Что же до Аничкова моста, то это место прелюбопытное. Если стоять на его середине (не стой на проезжей части, болван!) то — слева на одном берегу, за дворцом Белосельских-Белозерских чуть виднеется дом Державина, где он жил уже не с Пленирой, а с Миленой. (Недавно понял, что ошибался - дом Державина аж на Фонтанке 112! А здесь хоть и красивый особняк, да не тот). На другом берегу возвышается за двухэтажной пристройкой Аничков дворец, где когда-то на детских балах танцевала юная Натали Гончарова. А если же посмотреть направо, то на левом берегу Фонтанки за студенческим корпусом Публички угадывается Фонтанный дом — дворец Шереметьева, где во флигеле жила Анна Ахматова,а на левом берегу, во втором доме от угла, жил Никита Муравьев. В “муравейнике” бывал весь цвет русской литературы того времени и порой освежался прохладой во-он на том балкончике. Здорово?!

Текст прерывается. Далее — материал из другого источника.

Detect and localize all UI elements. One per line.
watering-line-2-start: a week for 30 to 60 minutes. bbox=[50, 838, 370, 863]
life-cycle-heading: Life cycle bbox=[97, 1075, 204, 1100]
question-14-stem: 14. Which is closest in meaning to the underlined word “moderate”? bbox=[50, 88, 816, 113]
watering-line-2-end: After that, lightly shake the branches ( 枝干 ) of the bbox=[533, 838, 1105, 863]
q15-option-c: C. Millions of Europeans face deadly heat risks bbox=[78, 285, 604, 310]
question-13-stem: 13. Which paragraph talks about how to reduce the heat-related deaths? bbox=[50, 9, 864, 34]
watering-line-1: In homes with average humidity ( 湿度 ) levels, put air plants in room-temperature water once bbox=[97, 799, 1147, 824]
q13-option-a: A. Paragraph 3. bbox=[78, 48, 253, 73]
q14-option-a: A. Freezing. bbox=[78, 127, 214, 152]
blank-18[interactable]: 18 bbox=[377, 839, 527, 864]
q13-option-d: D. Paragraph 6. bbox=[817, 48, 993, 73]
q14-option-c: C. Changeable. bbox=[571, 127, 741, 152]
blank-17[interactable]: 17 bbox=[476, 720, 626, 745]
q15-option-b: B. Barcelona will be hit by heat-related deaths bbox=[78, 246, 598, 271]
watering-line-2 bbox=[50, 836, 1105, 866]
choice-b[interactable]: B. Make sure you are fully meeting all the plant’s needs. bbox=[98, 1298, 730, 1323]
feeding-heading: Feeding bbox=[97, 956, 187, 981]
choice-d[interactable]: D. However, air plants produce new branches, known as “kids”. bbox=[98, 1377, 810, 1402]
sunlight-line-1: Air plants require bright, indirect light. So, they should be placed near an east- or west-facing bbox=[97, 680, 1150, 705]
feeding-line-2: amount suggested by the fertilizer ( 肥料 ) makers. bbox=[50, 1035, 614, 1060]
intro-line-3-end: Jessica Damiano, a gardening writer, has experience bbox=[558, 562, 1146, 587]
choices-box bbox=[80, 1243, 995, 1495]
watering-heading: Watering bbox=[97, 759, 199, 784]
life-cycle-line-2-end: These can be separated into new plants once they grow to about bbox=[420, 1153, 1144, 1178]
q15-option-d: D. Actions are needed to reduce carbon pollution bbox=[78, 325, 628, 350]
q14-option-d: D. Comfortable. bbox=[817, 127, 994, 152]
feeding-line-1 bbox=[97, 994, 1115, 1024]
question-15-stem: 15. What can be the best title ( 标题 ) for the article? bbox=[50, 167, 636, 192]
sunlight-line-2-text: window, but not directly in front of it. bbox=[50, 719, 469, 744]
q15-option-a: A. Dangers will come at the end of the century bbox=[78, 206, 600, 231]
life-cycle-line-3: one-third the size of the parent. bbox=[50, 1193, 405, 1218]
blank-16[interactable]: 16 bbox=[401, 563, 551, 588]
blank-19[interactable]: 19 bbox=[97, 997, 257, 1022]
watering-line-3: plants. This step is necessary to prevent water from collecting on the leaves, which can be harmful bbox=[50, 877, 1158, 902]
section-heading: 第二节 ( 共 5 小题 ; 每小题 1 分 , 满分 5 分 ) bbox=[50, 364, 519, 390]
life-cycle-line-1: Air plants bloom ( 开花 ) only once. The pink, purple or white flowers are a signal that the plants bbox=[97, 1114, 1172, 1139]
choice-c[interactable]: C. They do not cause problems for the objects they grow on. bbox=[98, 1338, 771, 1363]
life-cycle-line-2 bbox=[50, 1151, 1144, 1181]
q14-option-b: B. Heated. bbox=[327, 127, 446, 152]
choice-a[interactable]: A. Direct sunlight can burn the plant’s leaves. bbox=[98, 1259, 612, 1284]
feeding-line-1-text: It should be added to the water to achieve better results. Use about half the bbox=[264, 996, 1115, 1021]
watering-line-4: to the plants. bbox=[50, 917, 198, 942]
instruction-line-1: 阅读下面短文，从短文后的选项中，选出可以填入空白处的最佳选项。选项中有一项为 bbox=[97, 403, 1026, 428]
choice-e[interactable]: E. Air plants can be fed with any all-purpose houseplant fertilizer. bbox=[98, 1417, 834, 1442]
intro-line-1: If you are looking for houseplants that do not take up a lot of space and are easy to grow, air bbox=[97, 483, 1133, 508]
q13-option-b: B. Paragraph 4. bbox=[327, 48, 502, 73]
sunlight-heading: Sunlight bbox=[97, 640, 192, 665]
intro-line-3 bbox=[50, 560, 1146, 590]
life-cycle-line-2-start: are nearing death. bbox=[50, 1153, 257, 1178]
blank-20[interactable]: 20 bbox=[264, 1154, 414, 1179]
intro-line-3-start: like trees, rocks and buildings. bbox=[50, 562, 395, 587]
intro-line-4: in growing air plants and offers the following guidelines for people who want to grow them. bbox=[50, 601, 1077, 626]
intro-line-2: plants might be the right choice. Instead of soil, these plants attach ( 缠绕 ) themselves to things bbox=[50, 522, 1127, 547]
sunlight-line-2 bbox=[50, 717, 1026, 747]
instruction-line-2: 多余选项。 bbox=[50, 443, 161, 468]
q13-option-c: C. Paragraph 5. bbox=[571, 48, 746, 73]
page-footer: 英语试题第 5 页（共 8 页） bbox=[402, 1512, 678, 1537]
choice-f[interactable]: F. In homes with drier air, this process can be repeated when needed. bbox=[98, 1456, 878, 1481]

Помню, как мы под проливным дождем снимали и этот дом и этот балкончик для нашего фильма о декабристах. А вот если спуститься рядом с этим домом на дебаркадер и поплыть на “калоше” по Фонтанке, Мойке, Каналу Грибоедова и далее и далее. Экскурсовод будет чего-то шуршать в свой микрофон, — а ты не слушай — просто смотри на Город снизу, с воды, проплывай под его мостами — влюбляйся!! Очень подходящее место для этого. А когда прпоплывешь по Мойке снова в Фонтанку увидишь это:

А в Мойке, рядом с замком Инженерным,
Мы донную увидели траву...

Попробуй эту кушнеровскую фразу на горьковатый вкус, понюхай воздух — слова пахнут речной тиной, холодной осенней водой. И счастьем. Совсем рядом, там, где Лебяжья канавка впадает в Неву, я тоже написал несколько строчек.

Чугунная решетка,
Свинцовая вода,
Вот зелени щепотка,
Ее кладем сюда.
Вот в серых тучах небо,
Твой зонт над головой,

Подробностей не требуй —
Не будет ни одной...
Рисую я ненастье,
Дождливый город наш,
Подписываю — счастье
Сей пасмурный пейзаж.

Альберт Марке Гамбургский портУже много позже, у того же Кушнера прочел: “Вижу серого оттенка Мойку, женщину и зонт”. Что-то мы все ходим и ходим по одним и тем же местам друг за другом. Но если Женщина, то как же в Питере без зонта? Никак. А вот насчет рисования — полная выдумка: в школе больше трояка по сему предмету не имел, прямую линию провести не умею. Все это так, но живопись, но графику — люблю больше всего на свете, больше музыки, стихов и даже архитектуры. И столько могу почувствовать и пережить, сидя на бархатной банкеточке в Эрмитаже, в зале, выходящем окнами на монферрановский обелиск с ангелом, на третьем этаже, до боли в глазах вглядываясь в любимого и наизусть знакомого Альбера Марке, чей Париж так напоминает мой туманный город, а дом, розовый в лучах заката на его картине “Гамбургский порт” тоже так странно знаком, что как будто бы прожил там часть своей жизни. И может быть там, в этой нездешней жизни я и был художником? Хочется верить. Вообще, по каким таким признакам можно понять, что жизнь состоялась? По количеству испытанных разочарований? Нет, наверное по тому, что умеешь делать лучше других.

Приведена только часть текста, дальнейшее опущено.